My days in this limbo of not knowing are punctuated by pill intervals. The medication helps immensely and fortunately does not have a significant negative effect on my thinking or sense of well-being. In fact I have experienced long periods of bliss and ease when the pain is present but like a ghost of itself, a mirage that slowly reasserts its grip on my body.

I find myself ever present. The pain increases, then decreases, then increases. I do laundry, read, drink coffee, work online. I grieve a little each day that finds me indoors instead of out on the beautiful, beloved ski trails of my home. I think of my mother, severely limited by chronic pain for the last twenty-five years of her life. I remember my occasional impatience with her. I wonder if I am slowly moving in her direction. I cry when I think of her and with the frustration of the gnawing pain in my leg that comes back online as the drugs wear off. I rest in that feeling, let it sing its song throughout the finely tuned cathedral that is my body.

For me, on my path of awakening, embodiment has been an edge. I was trained by my father, dead at fifty-seven of lung cancer, who used to say, “It came by itself; it’ll go away by itself.” And by my never-the-less long suffering mother, whose favorite response to pain, sickness or difficulty was to “persevere.” I remember when she sent me an article about meditation and pain management years ago, long before her death. I embraced this idea that we could get out of our suffering, out of our bodies; that this was noble. That equanimity was the ability to transcend our humanity and respond to life with serenity, no matter what.
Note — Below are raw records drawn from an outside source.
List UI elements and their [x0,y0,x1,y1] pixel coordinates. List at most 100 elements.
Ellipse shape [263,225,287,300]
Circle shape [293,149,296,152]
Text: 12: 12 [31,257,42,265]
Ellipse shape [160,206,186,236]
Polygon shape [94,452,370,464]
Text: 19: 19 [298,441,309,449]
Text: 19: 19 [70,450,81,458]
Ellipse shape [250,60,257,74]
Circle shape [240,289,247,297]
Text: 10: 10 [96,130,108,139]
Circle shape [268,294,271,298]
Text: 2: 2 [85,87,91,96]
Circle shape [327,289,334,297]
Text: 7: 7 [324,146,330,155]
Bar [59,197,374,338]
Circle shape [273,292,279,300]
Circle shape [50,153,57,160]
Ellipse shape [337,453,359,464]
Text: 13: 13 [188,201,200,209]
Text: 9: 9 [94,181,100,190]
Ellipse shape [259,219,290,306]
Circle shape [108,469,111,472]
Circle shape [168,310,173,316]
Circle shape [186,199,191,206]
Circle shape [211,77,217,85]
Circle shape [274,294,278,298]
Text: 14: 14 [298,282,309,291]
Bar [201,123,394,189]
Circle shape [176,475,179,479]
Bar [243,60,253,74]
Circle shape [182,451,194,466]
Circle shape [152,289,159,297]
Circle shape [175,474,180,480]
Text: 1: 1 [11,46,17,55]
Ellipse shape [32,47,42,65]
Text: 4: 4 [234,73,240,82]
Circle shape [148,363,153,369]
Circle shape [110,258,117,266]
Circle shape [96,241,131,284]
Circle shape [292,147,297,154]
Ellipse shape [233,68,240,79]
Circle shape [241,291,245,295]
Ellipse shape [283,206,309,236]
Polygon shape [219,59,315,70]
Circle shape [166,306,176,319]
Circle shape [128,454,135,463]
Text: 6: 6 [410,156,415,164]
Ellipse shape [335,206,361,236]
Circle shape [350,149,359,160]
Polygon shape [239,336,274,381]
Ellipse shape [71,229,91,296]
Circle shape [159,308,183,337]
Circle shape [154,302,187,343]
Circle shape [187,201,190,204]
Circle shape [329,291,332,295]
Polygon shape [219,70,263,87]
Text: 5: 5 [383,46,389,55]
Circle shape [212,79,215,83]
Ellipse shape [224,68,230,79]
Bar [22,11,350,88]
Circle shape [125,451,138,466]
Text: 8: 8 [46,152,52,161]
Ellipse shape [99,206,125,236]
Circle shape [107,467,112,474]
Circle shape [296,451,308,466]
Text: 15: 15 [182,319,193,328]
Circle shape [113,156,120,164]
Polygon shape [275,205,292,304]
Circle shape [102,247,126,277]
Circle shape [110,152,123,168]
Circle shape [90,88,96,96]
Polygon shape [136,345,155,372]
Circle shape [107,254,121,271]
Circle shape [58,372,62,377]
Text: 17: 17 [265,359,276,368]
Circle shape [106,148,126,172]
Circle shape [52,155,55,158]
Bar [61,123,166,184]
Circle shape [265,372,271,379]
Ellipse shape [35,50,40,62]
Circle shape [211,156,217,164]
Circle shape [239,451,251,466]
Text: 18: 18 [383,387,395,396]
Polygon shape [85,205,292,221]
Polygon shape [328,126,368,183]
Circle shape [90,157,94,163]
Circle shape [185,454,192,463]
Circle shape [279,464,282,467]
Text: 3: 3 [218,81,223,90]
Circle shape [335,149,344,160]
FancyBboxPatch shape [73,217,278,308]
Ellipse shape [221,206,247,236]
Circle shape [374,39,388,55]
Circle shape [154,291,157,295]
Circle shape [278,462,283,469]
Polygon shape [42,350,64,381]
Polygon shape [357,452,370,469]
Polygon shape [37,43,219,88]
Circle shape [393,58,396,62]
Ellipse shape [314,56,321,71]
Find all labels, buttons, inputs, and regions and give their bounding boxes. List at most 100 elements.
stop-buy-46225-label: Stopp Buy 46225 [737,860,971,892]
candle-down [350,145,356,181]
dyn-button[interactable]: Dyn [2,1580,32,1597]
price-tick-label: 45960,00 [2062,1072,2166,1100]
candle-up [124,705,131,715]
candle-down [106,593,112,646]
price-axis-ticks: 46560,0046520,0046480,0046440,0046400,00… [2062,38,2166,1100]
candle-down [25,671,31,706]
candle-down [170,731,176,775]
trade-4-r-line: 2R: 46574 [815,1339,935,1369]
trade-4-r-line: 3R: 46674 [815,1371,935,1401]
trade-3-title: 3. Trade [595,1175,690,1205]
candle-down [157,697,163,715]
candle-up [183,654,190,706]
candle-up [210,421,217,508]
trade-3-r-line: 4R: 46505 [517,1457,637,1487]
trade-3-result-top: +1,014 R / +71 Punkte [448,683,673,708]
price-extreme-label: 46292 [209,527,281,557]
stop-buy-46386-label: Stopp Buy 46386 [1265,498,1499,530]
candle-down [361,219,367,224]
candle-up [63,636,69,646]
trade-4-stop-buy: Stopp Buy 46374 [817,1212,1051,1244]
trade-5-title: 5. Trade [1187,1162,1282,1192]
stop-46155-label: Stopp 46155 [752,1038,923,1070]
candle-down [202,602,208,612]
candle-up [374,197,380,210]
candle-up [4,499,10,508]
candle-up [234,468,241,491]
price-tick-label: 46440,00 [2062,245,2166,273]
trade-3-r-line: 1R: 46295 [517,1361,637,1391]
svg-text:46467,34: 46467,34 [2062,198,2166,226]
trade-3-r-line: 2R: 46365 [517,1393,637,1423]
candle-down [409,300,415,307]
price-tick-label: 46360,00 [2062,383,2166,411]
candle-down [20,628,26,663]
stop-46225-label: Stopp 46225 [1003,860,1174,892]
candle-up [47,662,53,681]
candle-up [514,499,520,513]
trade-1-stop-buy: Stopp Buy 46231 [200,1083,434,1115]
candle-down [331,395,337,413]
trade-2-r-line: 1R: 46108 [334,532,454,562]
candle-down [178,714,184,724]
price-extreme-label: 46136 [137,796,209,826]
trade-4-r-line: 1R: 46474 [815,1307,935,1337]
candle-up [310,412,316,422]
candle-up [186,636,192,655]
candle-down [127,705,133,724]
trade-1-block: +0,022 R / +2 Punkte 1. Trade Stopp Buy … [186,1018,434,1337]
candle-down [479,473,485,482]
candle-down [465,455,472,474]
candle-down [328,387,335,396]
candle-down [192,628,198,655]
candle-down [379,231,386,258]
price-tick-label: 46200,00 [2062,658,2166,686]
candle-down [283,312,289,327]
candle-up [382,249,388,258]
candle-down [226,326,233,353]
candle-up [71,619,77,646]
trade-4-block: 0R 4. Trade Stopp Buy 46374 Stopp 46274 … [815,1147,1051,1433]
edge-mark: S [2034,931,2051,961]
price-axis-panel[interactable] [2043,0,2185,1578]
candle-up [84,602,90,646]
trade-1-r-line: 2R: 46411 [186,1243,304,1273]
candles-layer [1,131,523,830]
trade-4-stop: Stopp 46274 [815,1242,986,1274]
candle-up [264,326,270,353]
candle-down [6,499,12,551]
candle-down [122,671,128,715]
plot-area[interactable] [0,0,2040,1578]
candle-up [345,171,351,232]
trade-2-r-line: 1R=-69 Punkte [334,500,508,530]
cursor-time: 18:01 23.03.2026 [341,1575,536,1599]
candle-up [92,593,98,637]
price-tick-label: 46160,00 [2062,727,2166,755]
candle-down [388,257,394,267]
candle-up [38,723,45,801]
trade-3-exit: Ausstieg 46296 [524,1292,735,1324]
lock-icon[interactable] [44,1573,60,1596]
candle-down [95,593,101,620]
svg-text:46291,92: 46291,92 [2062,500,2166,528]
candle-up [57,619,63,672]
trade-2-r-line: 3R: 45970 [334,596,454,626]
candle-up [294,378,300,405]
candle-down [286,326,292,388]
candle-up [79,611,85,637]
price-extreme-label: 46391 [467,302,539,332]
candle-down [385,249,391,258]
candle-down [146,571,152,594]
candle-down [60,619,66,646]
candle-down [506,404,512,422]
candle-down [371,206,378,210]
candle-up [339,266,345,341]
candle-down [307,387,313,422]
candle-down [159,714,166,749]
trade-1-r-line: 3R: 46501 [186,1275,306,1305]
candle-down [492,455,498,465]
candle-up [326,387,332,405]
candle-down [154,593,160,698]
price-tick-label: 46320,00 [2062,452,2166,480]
Ha! That will only get us so far. Life is a beautiful and horrifying venture. We are typically born in blood and pain, and we are likely to die in it as well. Along the way are poignant stops that bring us great blessings and joys and then the unfathomable grief of their loss. We must allow ourselves to live the full spectrum of this truth. Anything else is a lie, and we will leave this body and the life it has either enjoyed or endured without having known our full potential, without having known God, Love, Truth. Whatever we call it, the only way to know it is to let ourselves descend fully into each experience, to make room for it, to live it to the fullest of our ability. This is the path to wisdom; this is the path to living a life in and as consciousness in whole Being realization. This is the path to awakened life.

I continue to follow life’s path of mysteries and mishaps with an open heart and trust in Being. There’s no right or wrong way to Be. We are as we are in the moment, in pain, in bliss, in emptiness, in love, in anger. The fabric of Being is rich and varied. Let it enfold you, and see what I mean.